Let's talk about hearts and flowers

Let's talk about romantic hours

   spent in the dark

   lovers by heart

But let's not talk about love


Let's talk about your indecision

Let's talk about my tunnel vision

    My periscope eyes

    Will tell you no lies

But let's not talk about love.


     Let's not resort to vague expressions

     Of worn cliches and true confessions;

     Let's talk about a simple progression:

     Inspection to Affection to Connection to Defection


Let's talk about your inclination

To try to steer the conversation

     to rings and bells

     and organ swells

But let's not talk about love.


Before we cease communication

Just let me make one proclamation:

      "I had a great time--

       the pleasure was mine"

We didn't say a word about love"

And so all things end as the once began and we move on to the next shiny object that catches our attention and promises hope for another new, next revival of one's psychic state.

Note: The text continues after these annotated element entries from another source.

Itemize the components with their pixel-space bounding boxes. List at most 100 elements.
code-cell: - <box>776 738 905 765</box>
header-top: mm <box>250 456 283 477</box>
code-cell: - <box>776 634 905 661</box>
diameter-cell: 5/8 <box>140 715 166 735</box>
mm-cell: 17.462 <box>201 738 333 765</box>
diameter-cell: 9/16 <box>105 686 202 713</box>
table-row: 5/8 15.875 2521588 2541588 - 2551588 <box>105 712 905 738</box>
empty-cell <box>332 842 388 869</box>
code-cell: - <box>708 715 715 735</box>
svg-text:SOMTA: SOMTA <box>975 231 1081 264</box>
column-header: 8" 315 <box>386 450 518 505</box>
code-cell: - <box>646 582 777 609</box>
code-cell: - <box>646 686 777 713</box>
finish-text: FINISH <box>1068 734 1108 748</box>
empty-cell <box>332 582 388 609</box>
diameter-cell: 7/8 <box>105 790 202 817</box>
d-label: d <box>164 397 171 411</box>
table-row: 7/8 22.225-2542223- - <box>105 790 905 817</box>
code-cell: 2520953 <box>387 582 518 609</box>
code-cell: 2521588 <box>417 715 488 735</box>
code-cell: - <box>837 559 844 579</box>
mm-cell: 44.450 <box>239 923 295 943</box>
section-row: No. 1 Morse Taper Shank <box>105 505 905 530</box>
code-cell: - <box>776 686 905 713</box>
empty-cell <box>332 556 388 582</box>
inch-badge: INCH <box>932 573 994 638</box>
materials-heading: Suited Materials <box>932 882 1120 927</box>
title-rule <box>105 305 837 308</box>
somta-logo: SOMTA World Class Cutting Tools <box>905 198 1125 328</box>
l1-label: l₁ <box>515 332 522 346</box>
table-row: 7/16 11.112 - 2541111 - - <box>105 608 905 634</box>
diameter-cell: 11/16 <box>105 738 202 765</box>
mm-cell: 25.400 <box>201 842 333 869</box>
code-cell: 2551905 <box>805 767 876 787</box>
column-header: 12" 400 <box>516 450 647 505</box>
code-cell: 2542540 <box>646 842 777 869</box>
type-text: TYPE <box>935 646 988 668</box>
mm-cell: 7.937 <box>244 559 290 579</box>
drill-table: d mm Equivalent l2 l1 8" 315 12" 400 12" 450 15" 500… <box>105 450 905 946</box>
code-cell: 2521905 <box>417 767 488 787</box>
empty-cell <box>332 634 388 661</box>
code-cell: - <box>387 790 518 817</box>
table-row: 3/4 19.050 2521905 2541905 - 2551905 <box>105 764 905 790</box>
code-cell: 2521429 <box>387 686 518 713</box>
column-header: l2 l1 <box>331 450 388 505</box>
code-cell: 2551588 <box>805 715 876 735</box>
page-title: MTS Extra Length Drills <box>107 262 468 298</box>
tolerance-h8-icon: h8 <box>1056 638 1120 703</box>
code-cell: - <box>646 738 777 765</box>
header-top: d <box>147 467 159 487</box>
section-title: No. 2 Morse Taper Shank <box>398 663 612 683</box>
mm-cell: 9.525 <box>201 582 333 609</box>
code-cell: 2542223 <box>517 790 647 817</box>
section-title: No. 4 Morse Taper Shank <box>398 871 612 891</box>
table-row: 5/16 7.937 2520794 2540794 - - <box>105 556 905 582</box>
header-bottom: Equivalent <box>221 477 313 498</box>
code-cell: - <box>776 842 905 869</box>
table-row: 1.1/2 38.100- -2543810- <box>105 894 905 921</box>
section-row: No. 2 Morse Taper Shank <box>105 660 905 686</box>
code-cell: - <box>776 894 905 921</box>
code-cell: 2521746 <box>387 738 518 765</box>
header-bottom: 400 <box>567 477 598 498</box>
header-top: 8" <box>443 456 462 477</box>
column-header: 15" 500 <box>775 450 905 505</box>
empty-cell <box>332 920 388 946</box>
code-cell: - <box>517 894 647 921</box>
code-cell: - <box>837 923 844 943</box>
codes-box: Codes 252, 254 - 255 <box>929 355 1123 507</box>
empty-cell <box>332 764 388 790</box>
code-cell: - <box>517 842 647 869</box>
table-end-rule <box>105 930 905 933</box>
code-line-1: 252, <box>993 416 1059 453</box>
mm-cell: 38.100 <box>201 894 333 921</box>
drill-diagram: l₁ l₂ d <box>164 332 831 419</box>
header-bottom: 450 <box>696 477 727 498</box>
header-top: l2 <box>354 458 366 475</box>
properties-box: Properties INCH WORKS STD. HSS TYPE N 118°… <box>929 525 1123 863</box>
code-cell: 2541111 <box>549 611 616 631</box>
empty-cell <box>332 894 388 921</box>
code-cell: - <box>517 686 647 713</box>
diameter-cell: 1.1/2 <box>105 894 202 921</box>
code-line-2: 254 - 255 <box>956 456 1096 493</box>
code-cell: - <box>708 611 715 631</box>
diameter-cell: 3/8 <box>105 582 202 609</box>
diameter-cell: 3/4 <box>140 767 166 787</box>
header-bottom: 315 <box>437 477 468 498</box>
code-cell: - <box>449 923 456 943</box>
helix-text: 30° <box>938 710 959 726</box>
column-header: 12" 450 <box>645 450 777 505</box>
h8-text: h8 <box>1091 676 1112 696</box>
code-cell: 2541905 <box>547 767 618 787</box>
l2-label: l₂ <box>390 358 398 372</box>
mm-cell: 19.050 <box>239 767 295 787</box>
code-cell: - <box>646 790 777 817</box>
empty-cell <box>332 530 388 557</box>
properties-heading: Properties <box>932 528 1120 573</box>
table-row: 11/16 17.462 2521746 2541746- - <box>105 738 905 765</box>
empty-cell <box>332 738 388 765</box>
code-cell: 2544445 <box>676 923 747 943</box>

When next in the lineup of new, next revivals for me and my aging 72ish self???? That question is not only rhetorical, but also expects some recommendations from others who have faced this dilemma. How have others done 'it'. How have you graduated from the school of drudgery, retiring successfully FROM something TO something?????  

And you thought retire would be easy? think again ...... and again...... and again, and again etc.

More Harp Journal stuff:

I have been digging into my repertoire folder lately (since I've had the time.....) and revisited this lovely tone poem (as I like to think of it) Gymnopedie by Erik Satie and dedicated to my pal Franciose Severin across the pond. 

 

I'm currently working in the D Major folder and polished up Enya's Watermark recently, and currently tackling "Canon in D", which will soon be ready....... in about a month..... at a snail's pace....

Friday, February 7, 2025

Happiest of Anniversaries: Births of a Son and Brother (r.i.p.)

 Sc/een.e from a Balcony 2-7-25 7:30am

Another day of respite from the expected frigidity of Eastern weather. Today is clear and crisp, and quiet; it's also the very first Friday  post retirement.  I'm already losing track of days and times. It feels good on one hand, that on the other, it feels unmoored from anything continuous, constant and stable .





 Birthdays galore .....

Though I'm l'm losing track of days; upon waking  the first thing on my mind was this date: February 7th  

Brother Bill on graduation from high school 1969


FEBRUARY 7th

This was the date that my eldest brother(r.i.p. 1975) was born and my son Xian shares this birthdate. 















Xian is like his father, a musician. He, however,  is much much more. He's also the owner and Chef of the locally acclaimed Oak Hill Post, which began as a pop-up restaurant titled Menuette, which Chris opened with his partner Rebecca right before Covid began. They survived the pandemic and even opted up the restaurant at its height, making safe, socially distanced deliveries. 

Proud dad and son Thxgiving 2024



 Here is a picture of the crew taken last year, prior to the announcement that the restaurant would be closing as Chris shifts his interest toward other passions. 

THE PITTSBUGH CITY PAPER published a  paene to the restaurant's closing stating 

"Bottomline: Schulz and Nicholson ran a gourmet greasy spoon with the same kind of friendliness and efficiency as a fine dining establishment. I figured I would have many opportunities to make OHP my go-to nighttime destination.

Sadly, on Jan. 24, Schulz announced its permanent closure on social media.

“We knew that this business wouldn’t last forever,” he said. “After seven great years we have decided that the time to hang up our aprons is now. I understand that this may come as a shock, and some may lament the loss of a great restaurant. To me, though, this is not a time for sadness, but a time of celebration. Oak Hill Post was a huge success, and one of our greatest achievements in life. We are grateful that we were able to share it with you all.